Buckle your seat belts for a ride back to 1960s Baltimore for the musical “Hairspray” at Kelsey Theater featuring a collaboration of Mercer College theater students, actors from the James Tolin Memorial Fund, and community actors. Opening night is Friday, April 13, at 8 p.m. A reception with the cast and crew follows the opening night performance.
Tracy Turnblad, the lovable, plus-size heroine with a passion for dancing, is portrayed by Kristen Kane, a senior at High School North. The cast also includes Ethan Daniel Levy of Plainsboro as Corny Collins; and Ben Menahem of Plainsboro as Link Larkin.
“After I saw the musical on Broadway I knew that this was a part that really was made for me,” says Kane. “I love Broadway musicals so it was no surprise to me that I fell in love with the show and Tracy Turnblad and I just know that I wanted to be able to make an audience laugh, smile, and cry like Tracy on Broadway did for me.”
Born in New York City, she has been raised in Plainsboro. She tells everyone she is a New Yorker and hopes to get back there as an adult. “I am definitely a city girl at heart,” she says.
Kane sings with Silver Lining, the all girls acapella group at North, and until recently sang with Out of the Blue, the coed acapella group. She has played the piano since she was seven, and the French horn since fifth grade.
Her parents are supportive of her goal to major in musical theater. “They have helped me through all of my ups and downs and I will never forget that,” she says. “My mother never had one doubt in her mind that I could do this, but she is concerned about money in the crazy field called show business.”
Her mother, Connie Kane, is a stay-at-home mom. Her father, Joseph Kane, works at Merrill Lynch (now Bank of America). Her sister, Katie, is a fifth grade student at Millstone River.
“I have wanted to play Tracy Turnblad for a while now,” says Kane. “It probably started after I saw the movie because I wanted to kiss Zac Efron, but after a while I got to thinking that this musical provides such a beautiful message that I really wanted to share with my family, friends, and community.”
“I prepared for my audition by going to my voice teacher, Patricia Bartlett, who helped me pick a good song to showcase my range,” says Kane, who sang “Take Me or Leave Me” from “Rent.” The production staff asked her to sing it again — in the way that Tracy would sing it. “To prepare for the role I did research to get a feel for how life really was like in Baltimore, Maryland, in the 1960s,” says Kane.
“I didn’t really have to try to become Tracy because we have so many of the same qualities,” says Kane. “In some ways Tracy is just Kristen Kane in a wig.
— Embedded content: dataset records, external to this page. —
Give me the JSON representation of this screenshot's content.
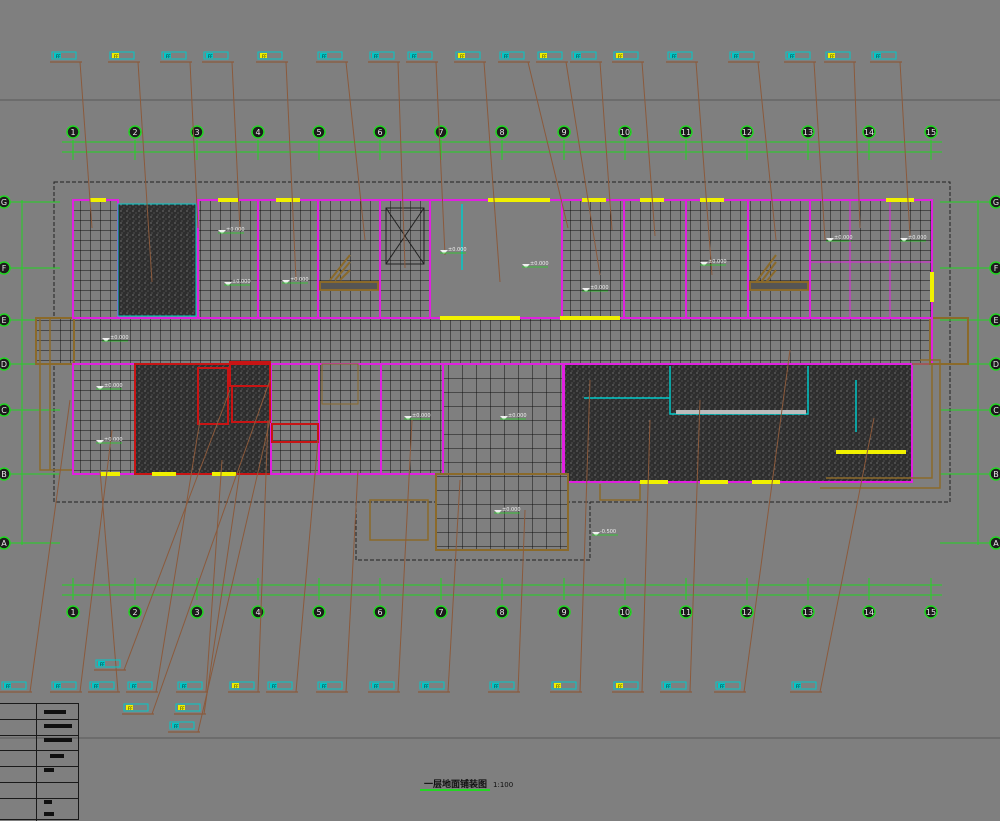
{
  "drawing": {
    "title": "一层地面铺装图",
    "scale": "1:100",
    "grid_columns": [
      "1",
      "2",
      "3",
      "4",
      "5",
      "6",
      "7",
      "8",
      "9",
      "10",
      "11",
      "12",
      "13",
      "14",
      "15"
    ],
    "grid_rows": [
      "A",
      "B",
      "C",
      "D",
      "E",
      "F",
      "G"
    ],
    "elevations": [
      "±0.000",
      "±0.000",
      "±0.000",
      "±0.000",
      "±0.000",
      "±0.000",
      "±0.000",
      "±0.000",
      "±0.000",
      "±0.000",
      "±0.000",
      "±0.000",
      "±0.000",
      "-0.500"
    ],
    "tag_code": "FF"
  },
  "colors": {
    "background": "#7f7f7f",
    "wall": "#e020e0",
    "axis": "#22d622",
    "tile_line": "#111111",
    "leader": "#8b5a3c",
    "window": "#f0f000",
    "stair": "#8b6a2a",
    "dark_floor": "#2e2e2e",
    "cyan_detail": "#00c8c8",
    "red_wall": "#c81414"
  }
}
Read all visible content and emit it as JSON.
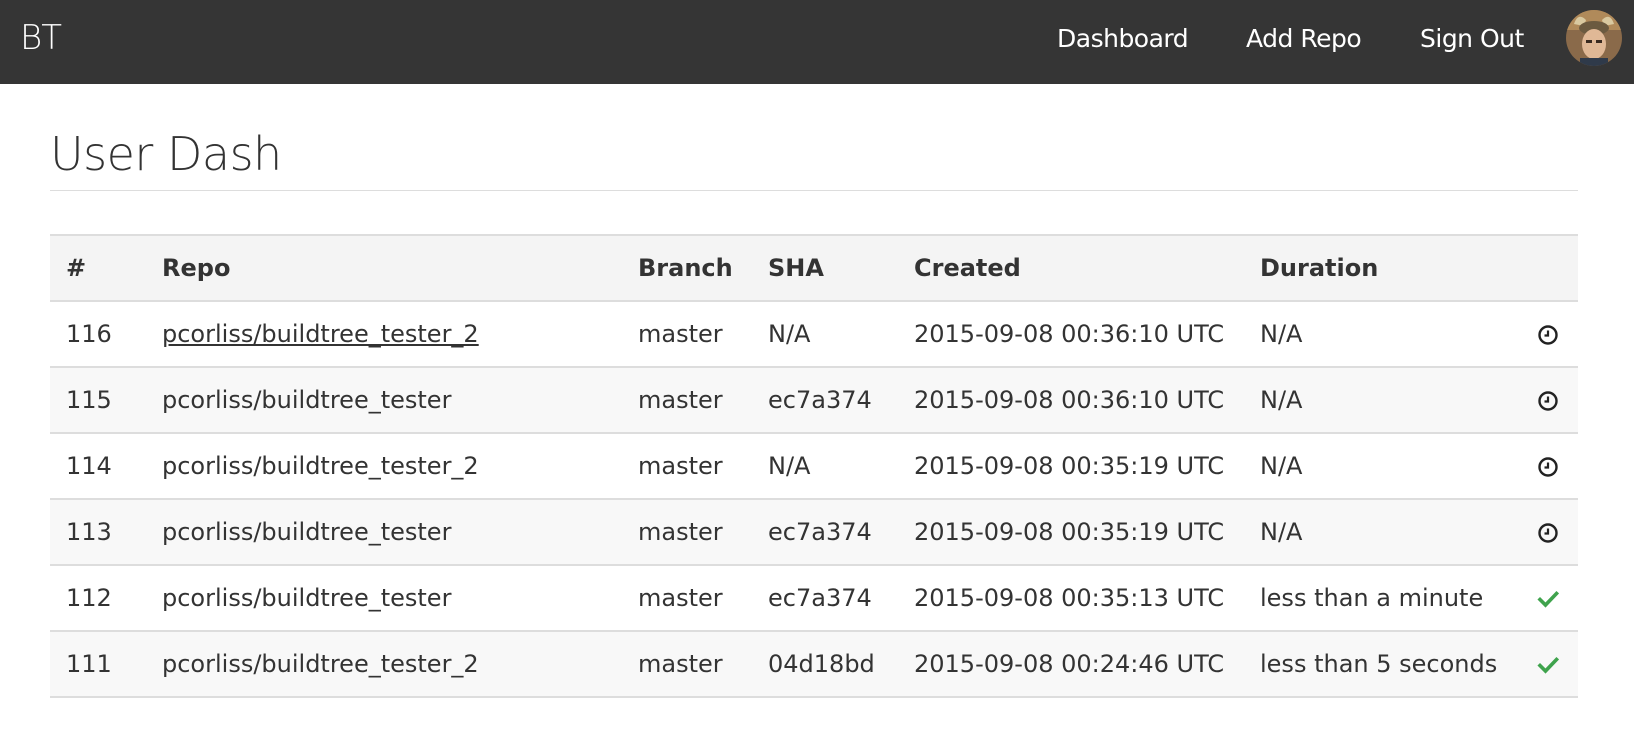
{
  "navbar": {
    "brand": "BT",
    "links": [
      {
        "label": "Dashboard"
      },
      {
        "label": "Add Repo"
      },
      {
        "label": "Sign Out"
      }
    ],
    "avatar_icon": "user-avatar"
  },
  "page": {
    "title": "User Dash"
  },
  "table": {
    "headers": [
      "#",
      "Repo",
      "Branch",
      "SHA",
      "Created",
      "Duration"
    ],
    "rows": [
      {
        "num": "116",
        "repo": "pcorliss/buildtree_tester_2",
        "branch": "master",
        "sha": "N/A",
        "created": "2015-09-08 00:36:10 UTC",
        "duration": "N/A",
        "status": "pending"
      },
      {
        "num": "115",
        "repo": "pcorliss/buildtree_tester",
        "branch": "master",
        "sha": "ec7a374",
        "created": "2015-09-08 00:36:10 UTC",
        "duration": "N/A",
        "status": "pending"
      },
      {
        "num": "114",
        "repo": "pcorliss/buildtree_tester_2",
        "branch": "master",
        "sha": "N/A",
        "created": "2015-09-08 00:35:19 UTC",
        "duration": "N/A",
        "status": "pending"
      },
      {
        "num": "113",
        "repo": "pcorliss/buildtree_tester",
        "branch": "master",
        "sha": "ec7a374",
        "created": "2015-09-08 00:35:19 UTC",
        "duration": "N/A",
        "status": "pending"
      },
      {
        "num": "112",
        "repo": "pcorliss/buildtree_tester",
        "branch": "master",
        "sha": "ec7a374",
        "created": "2015-09-08 00:35:13 UTC",
        "duration": "less than a minute",
        "status": "success"
      },
      {
        "num": "111",
        "repo": "pcorliss/buildtree_tester_2",
        "branch": "master",
        "sha": "04d18bd",
        "created": "2015-09-08 00:24:46 UTC",
        "duration": "less than 5 seconds",
        "status": "success"
      }
    ]
  },
  "colors": {
    "navbar_bg": "#353535",
    "success": "#3fa34d",
    "text": "#333333"
  }
}
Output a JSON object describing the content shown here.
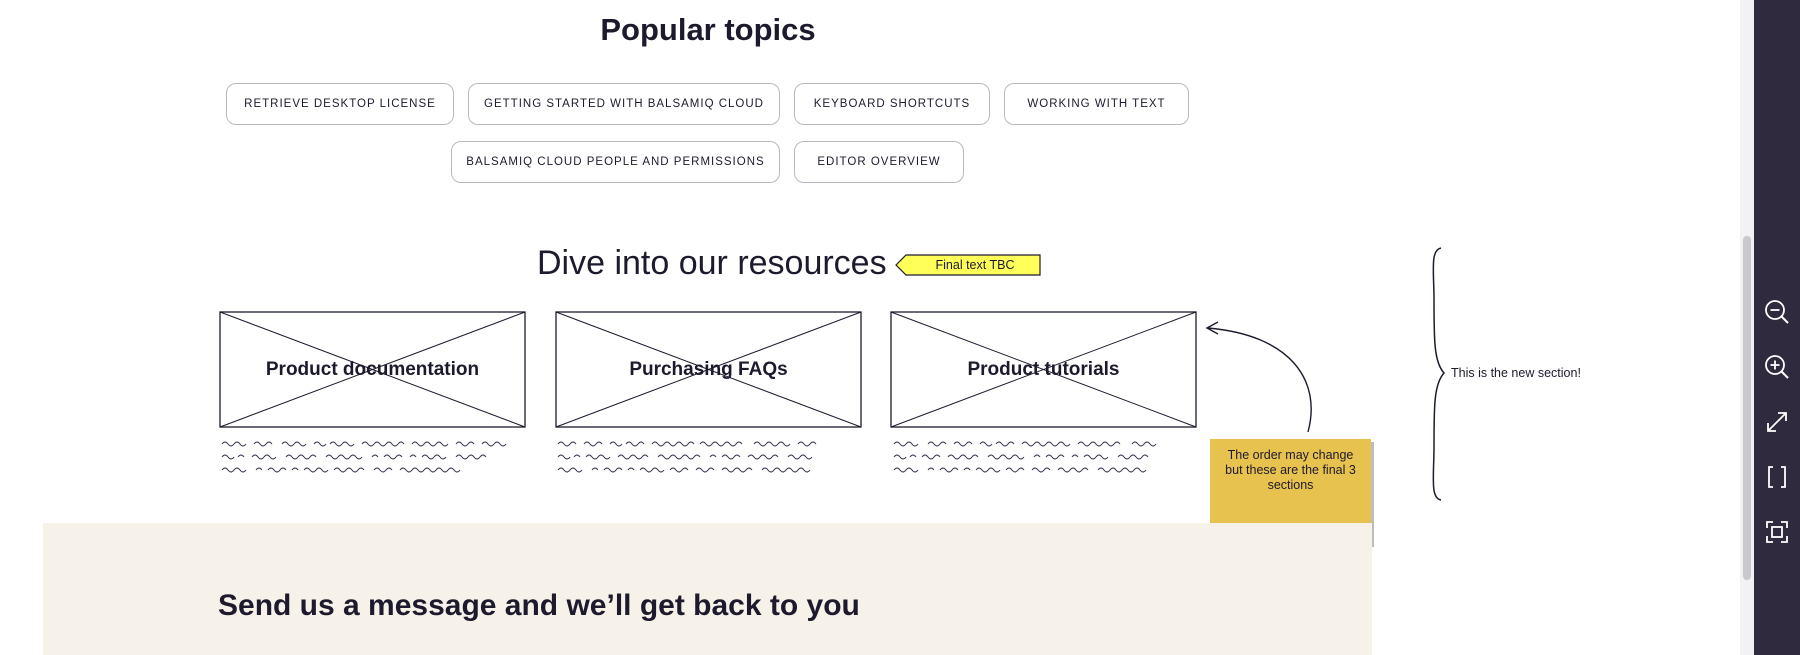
{
  "popular_topics": {
    "title": "Popular topics",
    "row1": [
      "RETRIEVE DESKTOP LICENSE",
      "GETTING STARTED WITH BALSAMIQ CLOUD",
      "KEYBOARD SHORTCUTS",
      "WORKING WITH TEXT"
    ],
    "row2": [
      "BALSAMIQ CLOUD PEOPLE AND PERMISSIONS",
      "EDITOR OVERVIEW"
    ]
  },
  "resources": {
    "title": "Dive into our resources",
    "tag_label": "Final text TBC",
    "cards": [
      "Product documentation",
      "Purchasing FAQs",
      "Product tutorials"
    ]
  },
  "annotations": {
    "sticky_note": "The order may change but these are the final 3 sections",
    "section_note": "This is the new section!"
  },
  "contact": {
    "title": "Send us a message and we’ll get back to you"
  },
  "toolbar": {
    "icons": [
      "zoom-out-icon",
      "zoom-in-icon",
      "fit-to-screen-icon",
      "brackets-icon",
      "presentation-frame-icon"
    ]
  },
  "colors": {
    "sticky": "#e8c24e",
    "tag": "#ffff5a",
    "toolbar_bg": "#2f2a3e",
    "contact_bg": "#f6f2ea",
    "text": "#1e1a2e"
  }
}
I really am a crazy girl and, like Tracy, always smiling, goofy, and just love to see everyone happy.”
“After the movie came out all my classmates said I was just like that girl in `Hairspray,’” she says. “I really am grateful to get to play this role because it teaches so much about accepting everyone for who they are and about treating everyone like you want to be treated.”
Kane has been studying voice with Princeton GirlChoir since the third grade, and began formal lessons with Danielle Sinclair (of Plainsboro) when she was a sophomore. Last year she began studying with Bartlett. She has studied jazz, tap, ballet, and hip hop with the Dance Corner in West Windsor. Last year she began working with acting coach Pamela Jorgensen.
She started getting active in plays and musical theater in middle school. “I was always nervous to start but once I started I will never stop,” say Kane. Some of her roles include Ernestine in “Cheaper by the Dozen,” a narrator in “Joseph and the Amazing Technicolor Dreamcoat,” Mrs. Darling in “Peter Pan,” and Mrs. Potts in “Beauty and the Beast.”
Last summer Kane auditioned to be Tracy in a community theater in Moorestown. When she got a callback for the role, she and her mother decided that school work had to come first since it was her junior year. “I never thought an opportunity would come along again, and I was so happy to hear that Kelsey was doing it.”
The James Tolin Memorial Fund, eager to collaborate with students on the project, will receive a percentage of profits from the production. “They are a small, but committed group that performs every year at Kelsey Theater as a fundraiser in memory of MCCC alumnus James Tolin, who died of AIDS,” says Jody Person, the theater and dance program coordinator at Mercer College. “The group awards two scholarships to MCCC theater students each year. Now they are taking that relationship further by working with our students. It’s a big musical that reflects JTMF’s mission of appreciating and respecting diversity.”
— Lynn Miller
Hairspray, Kelsey Theater, Mercer County Community College, 1200 Old Trenton Road, West Windsor. Weekends, Friday, April 13, to Sunday, April 22. 1960s musical about dancing, integration, family, and love presented by the James Tolin Memorial Fund and MCCC theater, dance, and entertainment technology students. $18. 609-570-3333. www.kelseytheatre.net.